Esa noche, la nieve, que había llegado antes a Connecticut, empezó a caer con fuerza sobre Manhattan y dejó a mi madre atrapada con Serge en nuestra casa de campo. Paul apareció en mi puerta con copos de nieve en el pelo y sobre los hombros del abrigo. Noté su cara fría contra la mía cuando me dio un beso en cada mejilla. Se había puesto mucho Sumare, uno de los perfumes favoritos de mi padre. Le había echado un vistazo al armarito del baño de Paul en el Waldorf y había visto allí un frasco de ese perfume al lado de un tarro azul de crema de afeitar.

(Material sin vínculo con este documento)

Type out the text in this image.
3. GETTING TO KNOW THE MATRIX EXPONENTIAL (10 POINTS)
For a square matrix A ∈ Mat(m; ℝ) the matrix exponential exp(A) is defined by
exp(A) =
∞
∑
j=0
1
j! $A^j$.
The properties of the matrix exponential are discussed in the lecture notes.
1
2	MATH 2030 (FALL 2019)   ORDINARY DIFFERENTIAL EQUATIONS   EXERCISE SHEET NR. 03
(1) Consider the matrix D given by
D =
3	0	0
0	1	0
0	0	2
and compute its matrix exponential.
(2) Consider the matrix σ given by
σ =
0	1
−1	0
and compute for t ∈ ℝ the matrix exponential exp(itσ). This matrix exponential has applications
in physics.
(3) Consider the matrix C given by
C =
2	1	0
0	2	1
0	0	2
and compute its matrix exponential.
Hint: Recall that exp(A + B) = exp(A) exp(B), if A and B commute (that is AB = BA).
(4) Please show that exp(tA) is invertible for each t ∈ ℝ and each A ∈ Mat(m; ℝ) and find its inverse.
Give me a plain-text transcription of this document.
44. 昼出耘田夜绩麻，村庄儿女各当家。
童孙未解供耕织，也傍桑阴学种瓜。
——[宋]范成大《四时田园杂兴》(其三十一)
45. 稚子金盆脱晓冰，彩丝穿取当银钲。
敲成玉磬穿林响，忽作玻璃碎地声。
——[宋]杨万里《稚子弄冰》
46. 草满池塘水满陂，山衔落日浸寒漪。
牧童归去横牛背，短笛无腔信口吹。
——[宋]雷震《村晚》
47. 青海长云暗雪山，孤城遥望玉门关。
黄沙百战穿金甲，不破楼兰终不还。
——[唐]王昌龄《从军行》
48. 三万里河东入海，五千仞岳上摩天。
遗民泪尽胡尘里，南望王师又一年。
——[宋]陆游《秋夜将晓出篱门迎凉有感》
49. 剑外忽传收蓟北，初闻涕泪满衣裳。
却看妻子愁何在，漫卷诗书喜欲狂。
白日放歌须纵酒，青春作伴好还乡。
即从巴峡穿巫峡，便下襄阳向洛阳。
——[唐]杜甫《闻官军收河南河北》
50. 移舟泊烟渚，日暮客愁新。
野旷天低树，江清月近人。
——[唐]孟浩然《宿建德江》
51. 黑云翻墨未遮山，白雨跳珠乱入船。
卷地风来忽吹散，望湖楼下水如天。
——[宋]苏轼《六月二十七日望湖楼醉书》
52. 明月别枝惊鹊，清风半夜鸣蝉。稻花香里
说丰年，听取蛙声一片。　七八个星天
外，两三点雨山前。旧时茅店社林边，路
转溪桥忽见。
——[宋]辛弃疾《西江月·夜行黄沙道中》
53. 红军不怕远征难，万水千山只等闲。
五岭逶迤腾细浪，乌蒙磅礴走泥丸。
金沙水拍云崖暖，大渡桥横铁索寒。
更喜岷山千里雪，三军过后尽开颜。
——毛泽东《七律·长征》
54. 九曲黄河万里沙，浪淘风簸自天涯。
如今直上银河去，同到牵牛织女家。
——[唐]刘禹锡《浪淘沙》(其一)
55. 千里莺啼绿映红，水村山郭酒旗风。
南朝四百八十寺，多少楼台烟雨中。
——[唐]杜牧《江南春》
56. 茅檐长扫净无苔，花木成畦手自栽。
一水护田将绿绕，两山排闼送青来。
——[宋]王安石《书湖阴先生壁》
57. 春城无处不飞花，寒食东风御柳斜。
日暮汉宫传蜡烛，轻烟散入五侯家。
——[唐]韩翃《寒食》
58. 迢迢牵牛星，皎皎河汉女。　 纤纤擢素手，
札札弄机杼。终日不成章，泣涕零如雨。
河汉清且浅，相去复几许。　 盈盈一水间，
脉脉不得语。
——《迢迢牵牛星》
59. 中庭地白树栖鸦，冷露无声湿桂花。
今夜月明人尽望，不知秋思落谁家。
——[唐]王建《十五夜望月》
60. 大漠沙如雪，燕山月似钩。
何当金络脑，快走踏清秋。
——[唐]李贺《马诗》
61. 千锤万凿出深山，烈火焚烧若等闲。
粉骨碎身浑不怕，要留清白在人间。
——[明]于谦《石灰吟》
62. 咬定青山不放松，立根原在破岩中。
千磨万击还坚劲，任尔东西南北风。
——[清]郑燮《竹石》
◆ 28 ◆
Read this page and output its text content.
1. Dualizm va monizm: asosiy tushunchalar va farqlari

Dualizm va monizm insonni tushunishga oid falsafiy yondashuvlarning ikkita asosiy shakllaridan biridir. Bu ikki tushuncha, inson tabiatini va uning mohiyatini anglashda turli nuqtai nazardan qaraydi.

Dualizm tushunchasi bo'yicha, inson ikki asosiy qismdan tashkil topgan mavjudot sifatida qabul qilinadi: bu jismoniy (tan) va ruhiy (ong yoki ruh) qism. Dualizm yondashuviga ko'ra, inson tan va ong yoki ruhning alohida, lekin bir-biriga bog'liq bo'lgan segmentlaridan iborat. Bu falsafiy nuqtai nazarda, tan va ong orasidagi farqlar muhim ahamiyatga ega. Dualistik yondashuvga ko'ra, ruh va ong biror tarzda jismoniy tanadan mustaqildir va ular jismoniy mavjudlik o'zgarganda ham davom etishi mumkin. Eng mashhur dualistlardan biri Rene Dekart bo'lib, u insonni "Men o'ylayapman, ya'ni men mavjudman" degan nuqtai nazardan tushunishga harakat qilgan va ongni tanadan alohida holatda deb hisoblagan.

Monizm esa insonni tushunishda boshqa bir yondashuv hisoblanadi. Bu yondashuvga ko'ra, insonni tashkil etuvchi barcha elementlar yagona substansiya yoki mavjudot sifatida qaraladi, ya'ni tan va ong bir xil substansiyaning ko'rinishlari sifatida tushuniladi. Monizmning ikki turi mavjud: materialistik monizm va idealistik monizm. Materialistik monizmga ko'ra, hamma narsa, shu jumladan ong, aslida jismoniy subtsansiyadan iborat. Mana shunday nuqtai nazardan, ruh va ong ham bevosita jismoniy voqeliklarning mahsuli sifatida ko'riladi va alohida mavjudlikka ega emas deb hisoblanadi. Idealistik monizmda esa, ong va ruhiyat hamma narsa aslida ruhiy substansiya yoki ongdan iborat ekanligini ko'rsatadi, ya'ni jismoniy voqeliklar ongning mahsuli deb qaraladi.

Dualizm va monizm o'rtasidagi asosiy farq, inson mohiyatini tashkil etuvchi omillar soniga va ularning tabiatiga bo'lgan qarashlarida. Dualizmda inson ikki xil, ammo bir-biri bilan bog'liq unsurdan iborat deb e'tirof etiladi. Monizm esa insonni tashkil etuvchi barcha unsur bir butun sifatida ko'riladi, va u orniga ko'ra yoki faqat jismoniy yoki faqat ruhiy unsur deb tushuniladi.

Paul traía una botella de borgoña y un ramillete de unas hermosas rosas carmesíes envueltas en papel blanco. Iba a tener que mantener la cabeza bien fría y vigilar cuánto vino bebía. Me alivió ver que se había arreglado y llevaba su chaqueta de color berenjena, porque yo llevaba un vestido y medias de seda.
Me puso la botella, pesada y fría, en las manos.
—Joyeux Noël. Es la última de una caja que me envió mi primo de su viñedo. Espero que no te importe, pero le he dejado tu número a la operadora del Waldorf, por si alguien necesita localizarme.
—Claro que no me importa. ¿Estás preocupado por Rena?
—Siempre, pero ha sido solo por precaución. He hablado con ella esta mañana para contarle cómo va lo de su visado. Roger dice que sabrá algo dentro de unos días.
Rena. Era como si estuviera allí con nosotros.
Paul entró en el salón.
—Aquí dentro podría aterrizar un avión. ¿No viene nadie más a cenar hoy?
—No han podido salir de casa en Connecticut.
—¿Así que voy a ser yo el único entretenimiento? Demasiada presión.
Después de cenar, dejé los platos en el fregadero y me senté en el sofá de pelo de caballo lleno de bultos para compartir con Paul una botella del coñac de papá. Ese sofá había pertenecido a la madre de mi madre, a quien llamábamos «mamá Woolsey». Lo había comprado para evitar que los pretendientes de mi madre se quedaran mucho tiempo.
Cuando el fuego se redujo a solo unas ascuas empezó a hacer frío, porque en el apartamento normalmente manteníamos la calefacción baja. Paul echó un tronco de abedul a la chimenea y la llama se avivó, lamiendo el hueco de la chimenea y produciendo mucho calor, que empecé a notar en la cara.
Me quité los zapatos y metí los pies debajo del cuerpo.
—Alguien ha estado bebiendo coñac —dije mirando la botella al trasluz.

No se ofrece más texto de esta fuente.